Let us stress an important fact. In the panel of the Figure 3 showing the southern sky about 2750 BC,  that is at the time when the building of Silbury Hill started, Acrux is slightly below the astronomical horizon, so we could image it were not visible. However, we have to consider an important fact, a fact that we have already mentioned for the Figure 2, the existence of the atmospheric refraction. This refraction is the deviation of light from a straight line as it passes through the atmosphere due to the variation in air density as a function of altitude. Astronomical refraction causes stars to appear higher in the sky than they are in reality. The refraction of the light from a star is zero in the zenith, less than one arc-minute at 45 degrees apparent altitude. However, it increases as altitude decreases, becoming of 35.4 arc-minutes at the horizon [16]. This corresponds to more than a half of degree. Then, a star slightly below the horizon is still visible due to the atmospheric refraction.

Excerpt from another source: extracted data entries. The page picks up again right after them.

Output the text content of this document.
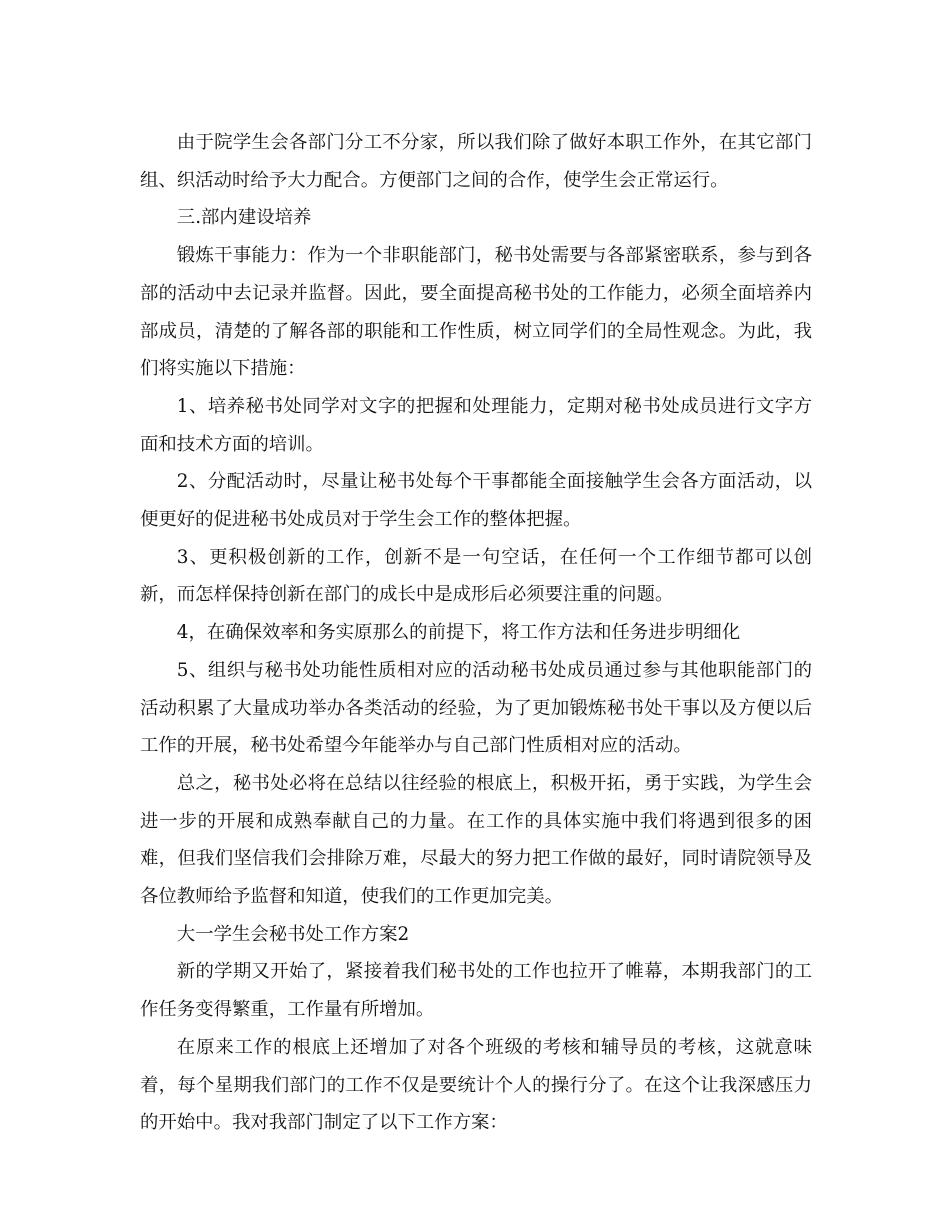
由于院学生会各部门分工不分家，所以我们除了做好本职工作外，在其它部门组、织活动时给予大力配合。方便部门之间的合作，使学生会正常运行。

三.部内建设培养

锻炼干事能力：作为一个非职能部门，秘书处需要与各部紧密联系，参与到各部的活动中去记录并监督。因此，要全面提高秘书处的工作能力，必须全面培养内部成员，清楚的了解各部的职能和工作性质，树立同学们的全局性观念。为此，我们将实施以下措施：

1、培养秘书处同学对文字的把握和处理能力，定期对秘书处成员进行文字方面和技术方面的培训。

2、分配活动时，尽量让秘书处每个干事都能全面接触学生会各方面活动，以便更好的促进秘书处成员对于学生会工作的整体把握。

3、更积极创新的工作，创新不是一句空话，在任何一个工作细节都可以创新，而怎样保持创新在部门的成长中是成形后必须要注重的问题。

4，在确保效率和务实原那么的前提下，将工作方法和任务进步明细化

5、组织与秘书处功能性质相对应的活动秘书处成员通过参与其他职能部门的活动积累了大量成功举办各类活动的经验，为了更加锻炼秘书处干事以及方便以后工作的开展，秘书处希望今年能举办与自己部门性质相对应的活动。

总之，秘书处必将在总结以往经验的根底上，积极开拓，勇于实践，为学生会进一步的开展和成熟奉献自己的力量。在工作的具体实施中我们将遇到很多的困难，但我们坚信我们会排除万难，尽最大的努力把工作做的最好，同时请院领导及各位教师给予监督和知道，使我们的工作更加完美。

大一学生会秘书处工作方案2

新的学期又开始了，紧接着我们秘书处的工作也拉开了帷幕，本期我部门的工作任务变得繁重，工作量有所增加。

在原来工作的根底上还增加了对各个班级的考核和辅导员的考核，这就意味着，每个星期我们部门的工作不仅是要统计个人的操行分了。在这个让我深感压力的开始中。我对我部门制定了以下工作方案：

However, besides refraction, atmosphere has another effect on the light of stars. The photons coming from them are subjected to scattering and absorption from the molecules of atmosphere and then only bright stars are visible when their altitude is very low [13,17,18]. Due to this effect, let us use Stellarium with the simulation of the presence of atmosphere. In the Figure 4, we have two panels showing the Crux, simulated with and without atmosphere, around 3000 BC. In the following Figure 5, we can see that, around 2800 BC, Acrux was very faint, probably visible for very good and trained eyes of local stargazers. Around 2750 BC, in the simulation (Figure 6), Acrux is a dot near the line of the horizon. In this manner, in a relatively short period of time, the stargazers at the latitude of Silbury Hill had observed the Acrux as “entered the Underworld”.

As a conclusion, we can imagine that people could have started constructing the hill as an astronomical platform, to have a free horizon for the observation of the stars of the Crux and of Alpha Crucis in particular. As time passed, the Crux was lower and closer to the astronomical horizon, and one of them even below it, but still visible due to atmospheric refraction. May be, people imagined that a higher platform could help them to have a better observation of these stars (this could explain the several stages of the building of Silbury Hill).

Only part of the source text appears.